Actually, latest figures highlighted by The Guardian, show it’s worse than that.
Research firm NPD disclosed that the number of users downloading music has fallen from a high of 1.3 million a month to 1 million. The drop off coincides with the end of launch promotions.
Meanwhile, the number of households using P2P free downloading sites has risen to 6.4 million.
This is really concerning for the legit sites.
Firstly, P2P dwarfs the legit ones, despite all the marketing dollars invested.
Secondly, the RIAA actions seems to have done nothing to discourage users from using P2P.

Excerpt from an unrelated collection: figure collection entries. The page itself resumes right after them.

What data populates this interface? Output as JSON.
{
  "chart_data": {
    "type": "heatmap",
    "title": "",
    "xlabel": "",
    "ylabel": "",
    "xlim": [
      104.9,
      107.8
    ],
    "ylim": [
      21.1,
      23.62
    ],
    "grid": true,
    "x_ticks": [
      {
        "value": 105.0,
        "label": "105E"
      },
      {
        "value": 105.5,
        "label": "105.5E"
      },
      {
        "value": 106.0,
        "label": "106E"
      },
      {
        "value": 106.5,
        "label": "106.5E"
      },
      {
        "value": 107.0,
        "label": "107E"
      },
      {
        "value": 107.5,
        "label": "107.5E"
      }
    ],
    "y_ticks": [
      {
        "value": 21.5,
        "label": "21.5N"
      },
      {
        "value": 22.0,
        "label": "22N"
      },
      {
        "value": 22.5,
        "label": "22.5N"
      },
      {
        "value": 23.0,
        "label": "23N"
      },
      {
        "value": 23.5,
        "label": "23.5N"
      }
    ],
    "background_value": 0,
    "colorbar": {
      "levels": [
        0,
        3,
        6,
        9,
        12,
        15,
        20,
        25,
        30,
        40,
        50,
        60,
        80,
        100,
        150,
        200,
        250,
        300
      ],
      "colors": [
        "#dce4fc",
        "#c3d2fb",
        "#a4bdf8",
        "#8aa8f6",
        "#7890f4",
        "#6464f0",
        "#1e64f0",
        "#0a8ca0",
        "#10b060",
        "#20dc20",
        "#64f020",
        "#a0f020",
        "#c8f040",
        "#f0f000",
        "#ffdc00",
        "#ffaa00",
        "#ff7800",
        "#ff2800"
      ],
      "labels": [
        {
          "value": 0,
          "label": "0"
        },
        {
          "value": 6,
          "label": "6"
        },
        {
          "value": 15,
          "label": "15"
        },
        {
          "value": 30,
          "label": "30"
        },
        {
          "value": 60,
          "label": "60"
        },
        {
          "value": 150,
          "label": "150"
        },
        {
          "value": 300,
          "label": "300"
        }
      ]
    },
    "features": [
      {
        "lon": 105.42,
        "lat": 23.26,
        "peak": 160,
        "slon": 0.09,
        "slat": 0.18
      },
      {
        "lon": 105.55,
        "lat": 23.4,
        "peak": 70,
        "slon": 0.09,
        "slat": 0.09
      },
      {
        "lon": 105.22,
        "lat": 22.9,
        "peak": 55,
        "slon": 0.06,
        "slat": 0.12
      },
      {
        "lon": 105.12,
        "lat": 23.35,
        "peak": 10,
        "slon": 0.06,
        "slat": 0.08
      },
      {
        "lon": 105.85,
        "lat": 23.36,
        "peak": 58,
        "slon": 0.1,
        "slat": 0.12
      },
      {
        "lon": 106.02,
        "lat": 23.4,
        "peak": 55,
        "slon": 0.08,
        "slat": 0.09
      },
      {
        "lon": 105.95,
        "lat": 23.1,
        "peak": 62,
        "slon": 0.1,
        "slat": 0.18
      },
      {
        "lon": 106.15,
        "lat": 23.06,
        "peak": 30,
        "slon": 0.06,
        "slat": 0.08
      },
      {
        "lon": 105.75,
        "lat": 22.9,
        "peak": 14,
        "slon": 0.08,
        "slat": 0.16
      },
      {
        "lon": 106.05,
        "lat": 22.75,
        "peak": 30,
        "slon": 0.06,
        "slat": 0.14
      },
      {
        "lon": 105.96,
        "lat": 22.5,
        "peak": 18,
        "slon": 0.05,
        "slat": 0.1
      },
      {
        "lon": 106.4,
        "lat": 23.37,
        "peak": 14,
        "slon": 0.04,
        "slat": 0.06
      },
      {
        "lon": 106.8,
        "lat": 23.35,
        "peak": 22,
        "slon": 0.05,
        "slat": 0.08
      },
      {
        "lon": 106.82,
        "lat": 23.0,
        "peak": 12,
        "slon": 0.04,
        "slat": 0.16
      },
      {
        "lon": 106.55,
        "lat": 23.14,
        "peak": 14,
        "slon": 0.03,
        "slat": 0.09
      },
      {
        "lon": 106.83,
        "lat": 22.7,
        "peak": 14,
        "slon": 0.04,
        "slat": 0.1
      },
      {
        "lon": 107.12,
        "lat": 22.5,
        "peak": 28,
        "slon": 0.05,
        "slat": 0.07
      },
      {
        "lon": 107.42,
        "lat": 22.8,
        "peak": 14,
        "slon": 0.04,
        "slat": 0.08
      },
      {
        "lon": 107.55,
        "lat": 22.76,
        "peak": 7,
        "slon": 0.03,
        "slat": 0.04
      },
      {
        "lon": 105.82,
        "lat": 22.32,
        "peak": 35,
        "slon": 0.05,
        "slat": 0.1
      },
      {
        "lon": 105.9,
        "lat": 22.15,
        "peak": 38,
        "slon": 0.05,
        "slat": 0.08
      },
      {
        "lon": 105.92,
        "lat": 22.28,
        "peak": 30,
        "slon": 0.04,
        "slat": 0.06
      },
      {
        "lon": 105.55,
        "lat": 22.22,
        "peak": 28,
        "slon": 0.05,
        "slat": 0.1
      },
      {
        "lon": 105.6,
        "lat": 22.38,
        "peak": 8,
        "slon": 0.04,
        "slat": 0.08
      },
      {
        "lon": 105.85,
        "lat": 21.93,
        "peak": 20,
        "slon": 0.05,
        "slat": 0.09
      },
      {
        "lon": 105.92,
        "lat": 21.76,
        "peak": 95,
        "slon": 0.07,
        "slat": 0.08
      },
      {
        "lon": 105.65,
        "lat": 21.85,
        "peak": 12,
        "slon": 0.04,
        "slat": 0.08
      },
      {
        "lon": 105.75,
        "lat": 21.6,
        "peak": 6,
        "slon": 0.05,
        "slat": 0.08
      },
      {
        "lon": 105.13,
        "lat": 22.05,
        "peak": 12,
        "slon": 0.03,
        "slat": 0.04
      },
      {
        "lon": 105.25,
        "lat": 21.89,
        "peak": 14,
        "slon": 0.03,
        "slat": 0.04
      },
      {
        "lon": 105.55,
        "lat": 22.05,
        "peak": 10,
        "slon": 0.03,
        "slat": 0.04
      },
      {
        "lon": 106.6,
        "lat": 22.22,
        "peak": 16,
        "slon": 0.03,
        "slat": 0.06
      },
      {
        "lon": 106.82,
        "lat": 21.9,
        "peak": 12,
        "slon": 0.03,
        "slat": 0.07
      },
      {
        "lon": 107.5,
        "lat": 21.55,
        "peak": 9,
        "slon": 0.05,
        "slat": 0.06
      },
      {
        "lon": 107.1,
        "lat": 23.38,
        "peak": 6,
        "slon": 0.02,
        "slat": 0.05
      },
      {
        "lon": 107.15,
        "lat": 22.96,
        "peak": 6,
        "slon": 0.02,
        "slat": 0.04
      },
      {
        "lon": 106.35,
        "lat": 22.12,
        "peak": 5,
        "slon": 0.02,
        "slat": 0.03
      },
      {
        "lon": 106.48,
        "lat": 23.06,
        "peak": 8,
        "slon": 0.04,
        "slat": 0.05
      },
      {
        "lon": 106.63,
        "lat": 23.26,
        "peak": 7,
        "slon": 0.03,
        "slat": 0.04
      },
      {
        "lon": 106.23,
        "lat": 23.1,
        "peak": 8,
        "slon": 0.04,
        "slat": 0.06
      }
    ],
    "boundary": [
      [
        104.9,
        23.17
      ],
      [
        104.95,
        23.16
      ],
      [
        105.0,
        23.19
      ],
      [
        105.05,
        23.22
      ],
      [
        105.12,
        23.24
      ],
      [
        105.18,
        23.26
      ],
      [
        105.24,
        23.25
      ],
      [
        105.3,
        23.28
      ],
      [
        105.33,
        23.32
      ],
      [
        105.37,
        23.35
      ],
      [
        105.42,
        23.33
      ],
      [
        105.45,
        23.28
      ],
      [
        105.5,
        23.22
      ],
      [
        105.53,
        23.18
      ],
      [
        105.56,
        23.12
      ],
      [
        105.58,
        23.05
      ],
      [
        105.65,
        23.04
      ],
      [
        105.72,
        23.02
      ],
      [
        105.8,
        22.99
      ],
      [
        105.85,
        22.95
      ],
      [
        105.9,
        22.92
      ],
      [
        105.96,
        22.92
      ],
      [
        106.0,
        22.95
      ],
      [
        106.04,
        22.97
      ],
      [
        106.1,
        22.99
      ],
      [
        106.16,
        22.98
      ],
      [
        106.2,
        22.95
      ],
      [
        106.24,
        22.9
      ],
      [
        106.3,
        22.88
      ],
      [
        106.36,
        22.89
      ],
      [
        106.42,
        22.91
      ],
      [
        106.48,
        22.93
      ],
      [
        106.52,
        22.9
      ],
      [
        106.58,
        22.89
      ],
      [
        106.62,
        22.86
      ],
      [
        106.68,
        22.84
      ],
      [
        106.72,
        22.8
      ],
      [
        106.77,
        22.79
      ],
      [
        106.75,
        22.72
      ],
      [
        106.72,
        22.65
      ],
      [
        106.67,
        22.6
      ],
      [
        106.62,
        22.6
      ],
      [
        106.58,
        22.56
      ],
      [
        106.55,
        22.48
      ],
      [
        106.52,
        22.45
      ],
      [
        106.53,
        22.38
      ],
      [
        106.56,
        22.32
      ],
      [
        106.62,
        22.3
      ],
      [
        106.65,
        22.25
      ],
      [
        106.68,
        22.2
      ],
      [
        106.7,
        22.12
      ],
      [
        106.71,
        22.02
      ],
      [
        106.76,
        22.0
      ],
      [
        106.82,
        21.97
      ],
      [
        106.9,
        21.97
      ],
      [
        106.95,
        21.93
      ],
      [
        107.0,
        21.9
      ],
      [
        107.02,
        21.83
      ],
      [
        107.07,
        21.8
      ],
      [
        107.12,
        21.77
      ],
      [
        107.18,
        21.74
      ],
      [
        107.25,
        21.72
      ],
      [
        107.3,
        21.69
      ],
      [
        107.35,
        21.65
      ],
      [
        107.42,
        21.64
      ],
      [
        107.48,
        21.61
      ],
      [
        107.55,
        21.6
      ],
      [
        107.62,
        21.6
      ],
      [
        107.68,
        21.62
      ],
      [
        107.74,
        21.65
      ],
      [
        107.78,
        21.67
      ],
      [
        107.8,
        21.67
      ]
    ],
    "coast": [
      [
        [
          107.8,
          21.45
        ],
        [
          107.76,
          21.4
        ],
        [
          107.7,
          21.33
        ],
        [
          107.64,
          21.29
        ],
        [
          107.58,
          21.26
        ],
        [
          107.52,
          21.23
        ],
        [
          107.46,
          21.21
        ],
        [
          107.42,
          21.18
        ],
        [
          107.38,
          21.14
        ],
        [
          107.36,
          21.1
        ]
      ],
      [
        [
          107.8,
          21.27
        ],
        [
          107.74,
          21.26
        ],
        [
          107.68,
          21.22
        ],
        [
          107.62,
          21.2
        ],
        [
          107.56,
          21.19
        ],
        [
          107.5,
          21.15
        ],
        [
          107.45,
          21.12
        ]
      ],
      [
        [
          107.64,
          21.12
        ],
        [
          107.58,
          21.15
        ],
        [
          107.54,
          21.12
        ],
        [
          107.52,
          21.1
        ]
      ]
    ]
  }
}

Thirdly, while the research tracks 40,000 computer users, I personally wouldn’t agree to being tracked if I was planning to use P2P downloads and risk being sued. So it could be that the stats for P2P use are vastly under-reported.
Fourthly, it’s becoming increasingly difficult to persuade teens on limited budgets to “do the right thing” and go legit. When all their friends are going P2P, this becomes the “normal” behaviour and paying for music becomes deviant. When user values are so out of kilter with the industry, something has to change. And it’ll have to be the record industry.
This is all sobering news for the record industry (who were holding legit downloads up as a saviour) as well as for the legit download sites themselves. Unless they can stamp out P2P (they can’t!) the future looks grim for both. They need to quickly work out how they can add value to the music itself, or they’ll go the way of vinyl.